The capacitive performance of the as-prepared ACS-ZnCl2-based symmetric supercapacitor was tested for practical application. The supercapacitor was assembled by employing two identical ACS-ZnCl2 electrodes in 2 M Li2SO4 electrolyte because of the high work potential of the neutral Li2SO4 electrolyte [16]. The CV curves of the ACS-ZnCl2-based supercapacitor in the voltage window of 0–1.8 V are shown in Figure 6a. The curve shape was almost unchanged with the increase in the scan rate from 10 to 300 mV/s, revealing a good rate performance of the ACS-ZnCl2-based supercapacitor. The GCD curves of the supercapacitor at current densities from 0.5 to 10 A/g are shown in Figure 6b. The IR drop is relatively low, suggesting that the supercapacitor has low internal resistance because of fast ion diffusion and charge transfer. The specific capacitances calculated from the GCD curves are summarized in Figure 6c. It can be seen that the specific capacity decreased with the increase in the current density.
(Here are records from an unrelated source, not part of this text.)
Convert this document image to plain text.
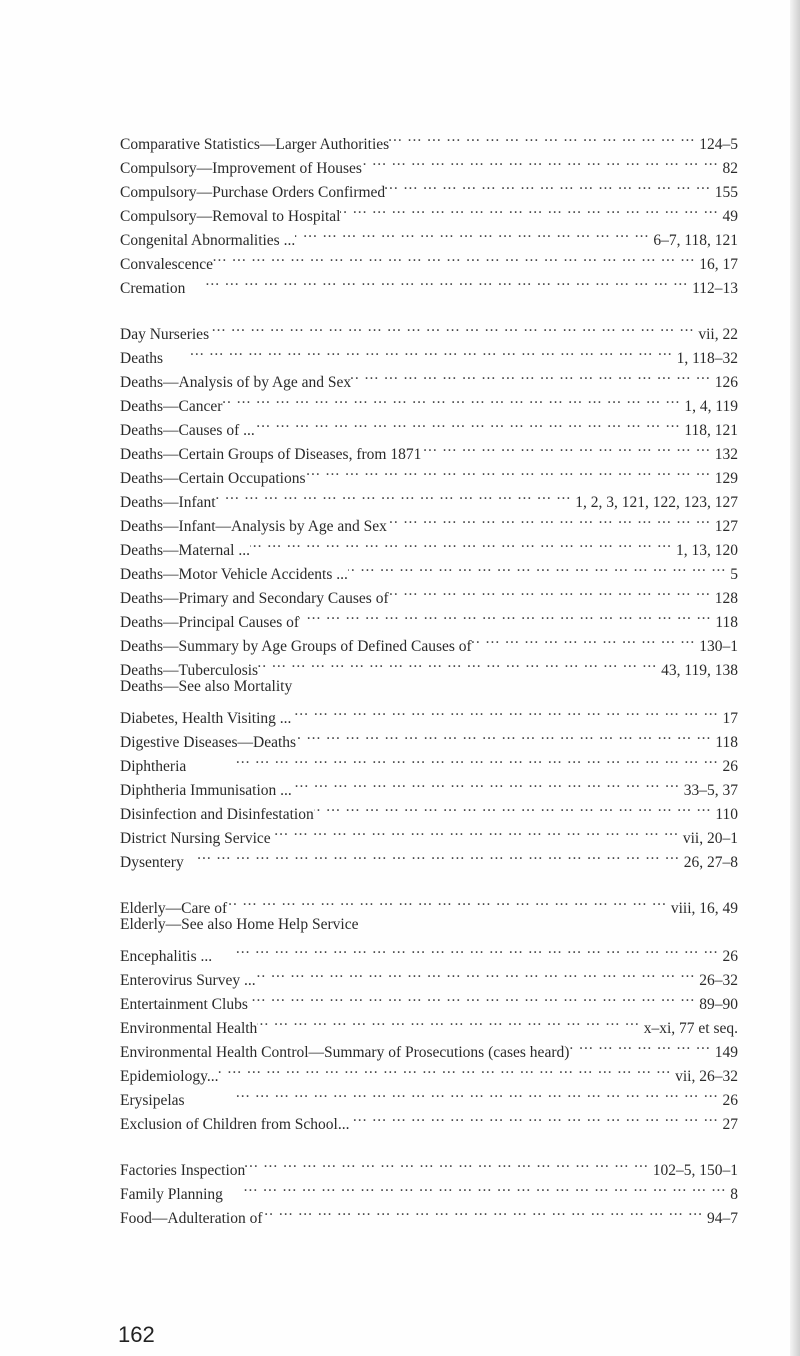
Comparative Statistics—Larger Authorities ... .	124–5
Compulsory—Improvement of Houses ... .	82
Compulsory—Purchase Orders Confirmed ... .	155
Compulsory—Removal to Hospital ... .	49
Congenital Abnormalities ... ... .	6–7, 118, 121
Convalescence ... .	16, 17
Cremation ... .	112–13
Day Nurseries ... .	vii, 22
Deaths ... .	1, 118–32
Deaths—Analysis of by Age and Sex ... .	126
Deaths—Cancer ... .	1, 4, 119
Deaths—Causes of ... ... .	118, 121
Deaths—Certain Groups of Diseases, from 1871 ... .	132
Deaths—Certain Occupations ... .	129
Deaths—Infant ... .	1, 2, 3, 121, 122, 123, 127
Deaths—Infant—Analysis by Age and Sex ... .	127
Deaths—Maternal ... ... .	1, 13, 120
Deaths—Motor Vehicle Accidents ... ... .	5
Deaths—Primary and Secondary Causes of ... .	128
Deaths—Principal Causes of ... .	118
Deaths—Summary by Age Groups of Defined Causes of ... .	130–1
Deaths—Tuberculosis ... .	43, 119, 138
Deaths—See also Mortality
Diabetes, Health Visiting ... ... .	17
Digestive Diseases—Deaths ... .	118
Diphtheria ... .	26
Diphtheria Immunisation ... ... .	33–5, 37
Disinfection and Disinfestation ... .	110
District Nursing Service ... .	vii, 20–1
Dysentery ... .	26, 27–8
Elderly—Care of ... .	viii, 16, 49
Elderly—See also Home Help Service
Encephalitis ... ... .	26
Enterovirus Survey ... ... .	26–32
Entertainment Clubs ... .	89–90
Environmental Health ... .	x–xi, 77 et seq.
Environmental Health Control—Summary of Prosecutions (cases heard) ... .	149
Epidemiology... ... .	vii, 26–32
Erysipelas ... .	26
Exclusion of Children from School... ... .	27
Factories Inspection ... .	102–5, 150–1
Family Planning ... .	8
Food—Adulteration of ... .	94–7
162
The specific capacitance is 137 F/g at 0.5 A/g and decreases to 100 F/g at 10 A/g, indicating a good rate capability of 73% capacitance retention with the growth of current densities from 0.5 to 10 A/g. Based on its high specific capacitance, a high energy density of 15.4 Wh/kg at 0.5A/g was obtained at a power density of 224 W/kg. The energy density of the ACS-ZnCl2-based symmetric supercapacitor is higher than that of conventional supercapacitors using activated carbon as the electrode material [5,47]. Moreover, the capacitance retention tests performed at 10 A/g for 2000 cycles are shown in Figure 6d. This suggested that more than 95% capacitance retention was observed after 2000 cycles.

3. Materials and Methods

3.1. Materials

The hemicelluloses extracted from the dissolving pulp were supplied by a viscose fiber mill in Xinjiang, China. The preparation of the hemicelluloses can be found in our previous literature [30]. Potassium carbonate (K2CO3, 99%), potassium hydroxide (KOH, 95%), sodium carbonate (Na2CO3, 99.5%), Zinc chloride (ZnCl2, 98%), Lithium sulfate (Li2SO4, 99%), polyvinylidene fluoride (PVDF), N-methyl pyrrolidone (NMP, 99%) were purchased from Shanghai Macklin Biochemical Co., Ltd., Shanghai, China. Acetylene black was obtained from Tianjin Ebory Chemical Co., Ltd., Tianjin, China. Hydrochloric acid (HCl, 37 wt%) and sulfuric acid (H2SO4, 95 wt%) were purchased from Shanghai Chemical Reagent Co., Ltd., Shanghai, China. HCl, H2SO4, KOH, K2CO3, Na2CO3, ZnCl2, Li2SO4, PVDF, NMP, and acetylene black were all of analytical grade and used as received.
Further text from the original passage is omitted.